The FBI director apologized that the bureau let them down
Wray, testifying after the four gymnasts, said that the “kinds of fundamental errors that were made in this case in 2015 and 2016 should have never happened, period.”
He told the gymnasts he was “deeply and profoundly sorry that so many people let you down over and over again.”
Wray added “that on no planet is what happened in this case acceptable.”
Senators on the panel had few questions for the gymnasts but all expressed support and praised their courage for stepping forward.
Sen. Richard Blumenthal, D-Conn., asked if they knew of other athletes abused by Nassar after the first incidents were reported to the FBI’s Indianapolis field office in July 2015. All responded that they did.
Sen. Ted Cruz, R-Texas, said that “the system failed you. That system needs to change.

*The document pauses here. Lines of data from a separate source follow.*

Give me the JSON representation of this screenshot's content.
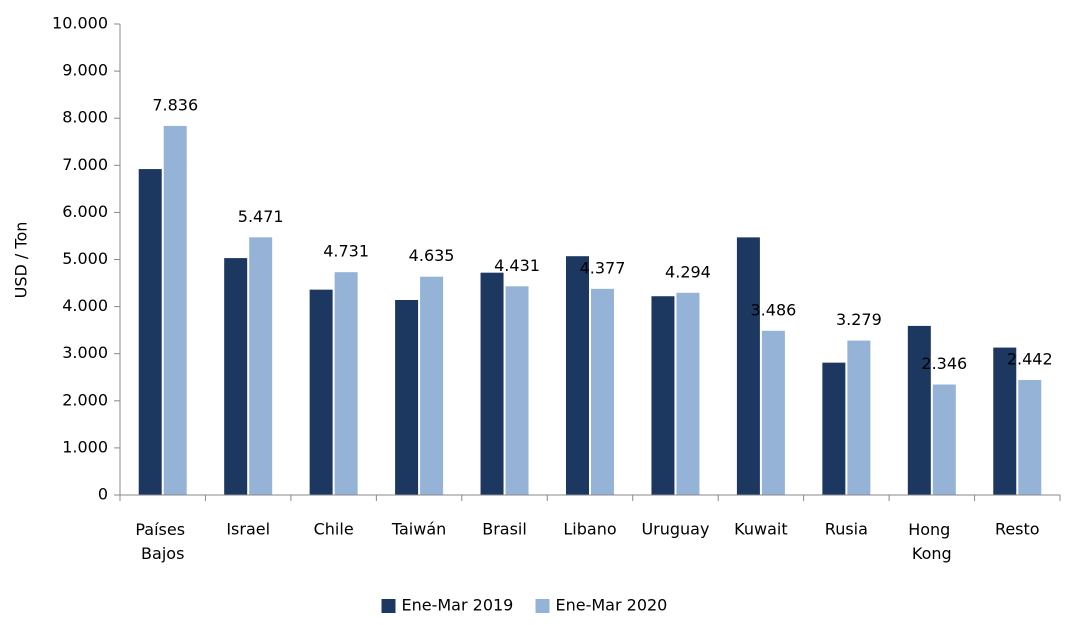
{
  "chart_data": {
    "type": "bar",
    "y_label": "USD / Ton",
    "categories": [
      "Países Bajos",
      "Israel",
      "Chile",
      "Taiwán",
      "Brasil",
      "Libano",
      "Uruguay",
      "Kuwait",
      "Rusia",
      "Hong Kong",
      "Resto"
    ],
    "series": [
      {
        "name": "Ene-Mar 2019",
        "color": "#1d3860",
        "values": [
          6920,
          5030,
          4360,
          4140,
          4720,
          5070,
          4220,
          5470,
          2810,
          3590,
          3130
        ]
      },
      {
        "name": "Ene-Mar 2020",
        "color": "#95b3d7",
        "values": [
          7836,
          5471,
          4731,
          4635,
          4431,
          4377,
          4294,
          3486,
          3279,
          2346,
          2442
        ],
        "value_labels": [
          "7.836",
          "5.471",
          "4.731",
          "4.635",
          "4.431",
          "4.377",
          "4.294",
          "3.486",
          "3.279",
          "2.346",
          "2.442"
        ]
      }
    ],
    "ylim": [
      0,
      10000
    ],
    "yticks": [
      0,
      {
        "value": 1000,
        "label": "1.000"
      },
      {
        "value": 2000,
        "label": "2.000"
      },
      {
        "value": 3000,
        "label": "3.000"
      },
      {
        "value": 4000,
        "label": "4.000"
      },
      {
        "value": 5000,
        "label": "5.000"
      },
      {
        "value": 6000,
        "label": "6.000"
      },
      {
        "value": 7000,
        "label": "7.000"
      },
      {
        "value": 8000,
        "label": "8.000"
      },
      {
        "value": 9000,
        "label": "9.000"
      },
      {
        "value": 10000,
        "label": "10.000"
      }
    ],
    "legend": "bottom"
  }
}
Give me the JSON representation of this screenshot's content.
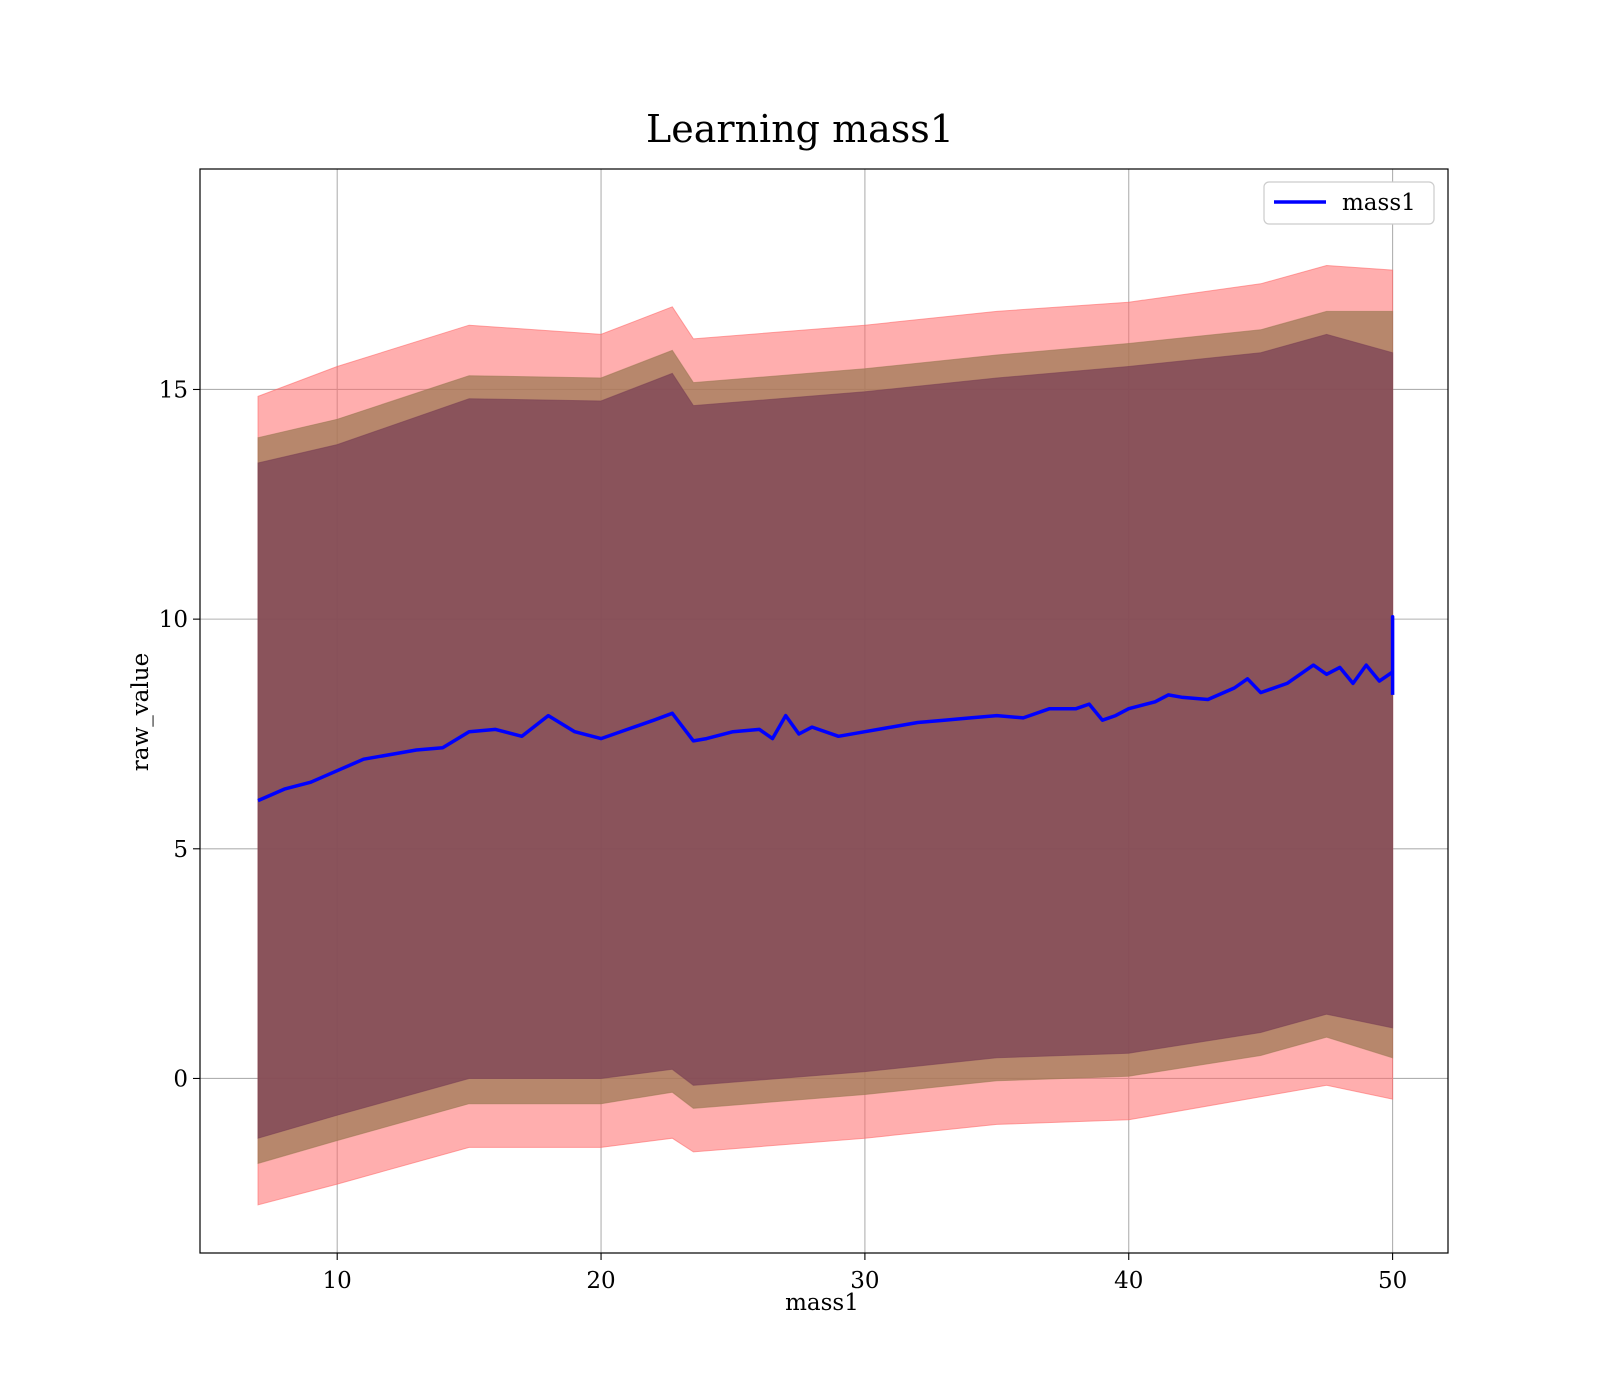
{
  "chart_data": {
    "type": "line",
    "title": "Learning mass1",
    "xlabel": "mass1",
    "ylabel": "raw_value",
    "xlim": [
      4.8,
      52.1
    ],
    "ylim": [
      -3.8,
      19.8
    ],
    "xticks": [
      10,
      20,
      30,
      40,
      50
    ],
    "yticks": [
      0,
      5,
      10,
      15
    ],
    "grid": true,
    "legend_position": "upper right",
    "series": [
      {
        "name": "mass1",
        "color": "#0000ff",
        "x": [
          7,
          8,
          9,
          10,
          11,
          12,
          13,
          14,
          15,
          16,
          17,
          18,
          19,
          20,
          21,
          22,
          22.7,
          23.5,
          24,
          25,
          26,
          26.5,
          27,
          27.5,
          28,
          29,
          30,
          31,
          32,
          33,
          34,
          35,
          36,
          37,
          38,
          38.5,
          39,
          39.5,
          40,
          41,
          41.5,
          42,
          43,
          44,
          44.5,
          45,
          46,
          47,
          47.5,
          48,
          48.5,
          49,
          49.5,
          50,
          50,
          50
        ],
        "y": [
          6.05,
          6.3,
          6.45,
          6.7,
          6.95,
          7.05,
          7.15,
          7.2,
          7.55,
          7.6,
          7.45,
          7.9,
          7.55,
          7.4,
          7.6,
          7.8,
          7.95,
          7.35,
          7.4,
          7.55,
          7.6,
          7.4,
          7.9,
          7.5,
          7.65,
          7.45,
          7.55,
          7.65,
          7.75,
          7.8,
          7.85,
          7.9,
          7.85,
          8.05,
          8.05,
          8.15,
          7.8,
          7.9,
          8.05,
          8.2,
          8.35,
          8.3,
          8.25,
          8.5,
          8.7,
          8.4,
          8.6,
          9.0,
          8.8,
          8.95,
          8.6,
          9.0,
          8.65,
          8.85,
          10.05,
          8.35
        ]
      }
    ],
    "bands": [
      {
        "label": "",
        "color": "#ff6b6b",
        "opacity": 0.55,
        "x": [
          7,
          10,
          15,
          20,
          22.7,
          23.5,
          30,
          35,
          40,
          45,
          47.5,
          50
        ],
        "upper": [
          14.85,
          15.5,
          16.4,
          16.2,
          16.8,
          16.1,
          16.4,
          16.7,
          16.9,
          17.3,
          17.7,
          17.6
        ],
        "lower": [
          -2.75,
          -2.3,
          -1.5,
          -1.5,
          -1.3,
          -1.6,
          -1.3,
          -1.0,
          -0.9,
          -0.4,
          -0.15,
          -0.45
        ]
      },
      {
        "label": "",
        "color": "#9f7a55",
        "opacity": 0.75,
        "x": [
          7,
          10,
          15,
          20,
          22.7,
          23.5,
          30,
          35,
          40,
          45,
          47.5,
          50
        ],
        "upper": [
          13.95,
          14.35,
          15.3,
          15.25,
          15.85,
          15.15,
          15.45,
          15.75,
          16.0,
          16.3,
          16.7,
          16.7
        ],
        "lower": [
          -1.85,
          -1.35,
          -0.55,
          -0.55,
          -0.3,
          -0.65,
          -0.35,
          -0.05,
          0.05,
          0.5,
          0.9,
          0.45
        ]
      },
      {
        "label": "",
        "color": "#7b4155",
        "opacity": 0.75,
        "x": [
          7,
          10,
          15,
          20,
          22.7,
          23.5,
          30,
          35,
          40,
          45,
          47.5,
          50
        ],
        "upper": [
          13.4,
          13.8,
          14.8,
          14.75,
          15.35,
          14.65,
          14.95,
          15.25,
          15.5,
          15.8,
          16.2,
          15.8
        ],
        "lower": [
          -1.3,
          -0.8,
          0.0,
          0.0,
          0.2,
          -0.15,
          0.15,
          0.45,
          0.55,
          1.0,
          1.4,
          1.1
        ]
      }
    ]
  }
}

That system needs to be held accountable so that this doesn’t happen again.”
Durbin calls the FBI’s handling a ”stain on the bureau”
In his opening statement, Senate Judiciary Committee Chairman Richard Durbin, D-Ill., called the FBI’s handling of the case “a stain on the bureau.”
“In the 15-month period that FBI officials shirked their responsibility, Nassar abused at least 70 young athletes,” Durbin said. “For many of them, this was a continuation, but for others they were abused for the first time while the FBI sat on the case.”